Socrative is an immediate student-response system, where students access the teacher’s ‘room’ using the ‘room number’ and the teacher can push out multiple choice questions, true/false questions, or short-answer questions. The teacher can also assign full quizzes and exit tickets. I have found that when using Socrative, projecting my screen to the students makes it even more beneficial, as they can see the statistics and class responses that are shown on my screen. For example, when asking a short answer question, students can see all responses being submitted, which I then use as a basis for an evaluation exercise: students look at all submitted responses and vote on the best ones, whilst giving reasons why.

This is a very useful literacy-building exercise and I use it to show model answers and what makes a well-structured written response.
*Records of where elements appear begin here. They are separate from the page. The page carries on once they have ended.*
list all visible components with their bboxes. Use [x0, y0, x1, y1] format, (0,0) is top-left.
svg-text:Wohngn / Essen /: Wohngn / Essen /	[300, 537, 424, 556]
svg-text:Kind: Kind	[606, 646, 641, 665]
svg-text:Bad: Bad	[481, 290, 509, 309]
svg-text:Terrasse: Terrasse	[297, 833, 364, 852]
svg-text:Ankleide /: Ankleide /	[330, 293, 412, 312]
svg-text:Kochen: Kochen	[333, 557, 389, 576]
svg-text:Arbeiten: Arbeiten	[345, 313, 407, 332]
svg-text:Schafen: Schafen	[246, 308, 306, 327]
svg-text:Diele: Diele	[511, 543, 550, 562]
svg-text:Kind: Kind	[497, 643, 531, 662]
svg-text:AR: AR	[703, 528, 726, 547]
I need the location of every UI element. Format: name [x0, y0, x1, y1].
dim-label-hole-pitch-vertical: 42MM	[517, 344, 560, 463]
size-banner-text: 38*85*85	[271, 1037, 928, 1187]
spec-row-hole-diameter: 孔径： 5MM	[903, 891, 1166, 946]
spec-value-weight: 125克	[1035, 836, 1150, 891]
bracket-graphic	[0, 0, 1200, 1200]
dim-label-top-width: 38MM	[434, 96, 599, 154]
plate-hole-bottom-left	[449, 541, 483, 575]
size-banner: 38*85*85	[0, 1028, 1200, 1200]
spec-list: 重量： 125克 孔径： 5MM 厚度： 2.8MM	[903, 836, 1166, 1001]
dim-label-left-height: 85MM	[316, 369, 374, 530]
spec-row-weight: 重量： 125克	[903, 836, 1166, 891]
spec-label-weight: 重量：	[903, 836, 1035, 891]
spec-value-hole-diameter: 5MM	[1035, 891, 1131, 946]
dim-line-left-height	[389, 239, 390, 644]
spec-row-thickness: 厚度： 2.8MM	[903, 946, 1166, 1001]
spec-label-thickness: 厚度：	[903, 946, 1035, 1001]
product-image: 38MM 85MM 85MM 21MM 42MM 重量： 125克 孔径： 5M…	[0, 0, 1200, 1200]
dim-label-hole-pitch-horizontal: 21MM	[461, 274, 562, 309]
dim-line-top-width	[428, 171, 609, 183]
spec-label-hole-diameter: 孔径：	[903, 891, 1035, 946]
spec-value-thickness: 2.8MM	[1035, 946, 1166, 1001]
This process enables me to give immediate feedback to the students, and actively involves them in the process.

My favorite feature of Socrative is definitely the ‘Exit Tickets’ though, as that gives me an immediate pulse-check of the class’s learning, which I can then immediately use to adjust my teaching for the next lesson.

2. Edmodo’s ‘Quiz’ feature

Edmodo is a class learning management system (LMS) that is designed for schools but still looks a lot like Facebook (which engages students more due to its familiarity). I have often created quizzes and polls on Edmodo. When using the ‘Quiz’ feature with my students, Edmodo allows you to show them the answer key once they have submitted their responses. Students also immediately get their score on the quiz. This automatically gives the students timely and relevant feedback, as the assessment has only just been concluded and is still fresh in their minds. I also project the statistics Edmodo compiles for me in front of the class, and we discuss those statistics to highlight strengths and areas for improvement.

3. Google forms (& Flubaroo)

I wrote before about how I use Google Forms in my classroom. I often use the “Flubaroo” script whenever I create a quiz or test using Google Forms. Flubaroo automatically grades the quiz once the students submit their responses, and can also email them their score, a copy of their responses, and the answer key. I then project the spreadsheet of the student responses in front of the class and we discuss the most well-constructed answers. This is another example of how an ICT tool such as Google Forms has enabled me to deliver timely and immediate feedback on my students’ assessments.

4. Evernote shared notebooks

I published a blog post before about how I use Evernote in my classroom. As I have a ‘Premium’ account with Evernote, I can create notebooks for my students that we can all edit and contribute to, even if the students only have a ‘Free’ account. I have benefited immensely from this feature, as I created a set of notebooks for my history class where the students would do all their work. I would then be able to add voice notes with my verbal feedback or even annotated rubrics/checklists for the assessments.

I have noticed that most of the talk about eLearning and tablets in classrooms revolves around engaging students more with learning and encouraging them to create multiple things. While these are very valid benefits of introducing ICT tools into the classroom, I personally believe the biggest benefit can come from how these ICT tools can facilitate the process of assessing student learning as well as delivering timely and meaningful feedback to the students on their learning.

References:

Black, P. & Wiliam, D. (1999). Assessment for Learning: Beyond the Black Box, Assessment Reform Group, University of Cambridge, School of Education

Brown, G., Bull, J., & Pendlebury, M. (1997). Assessing student learning in higher education. London: Routledge.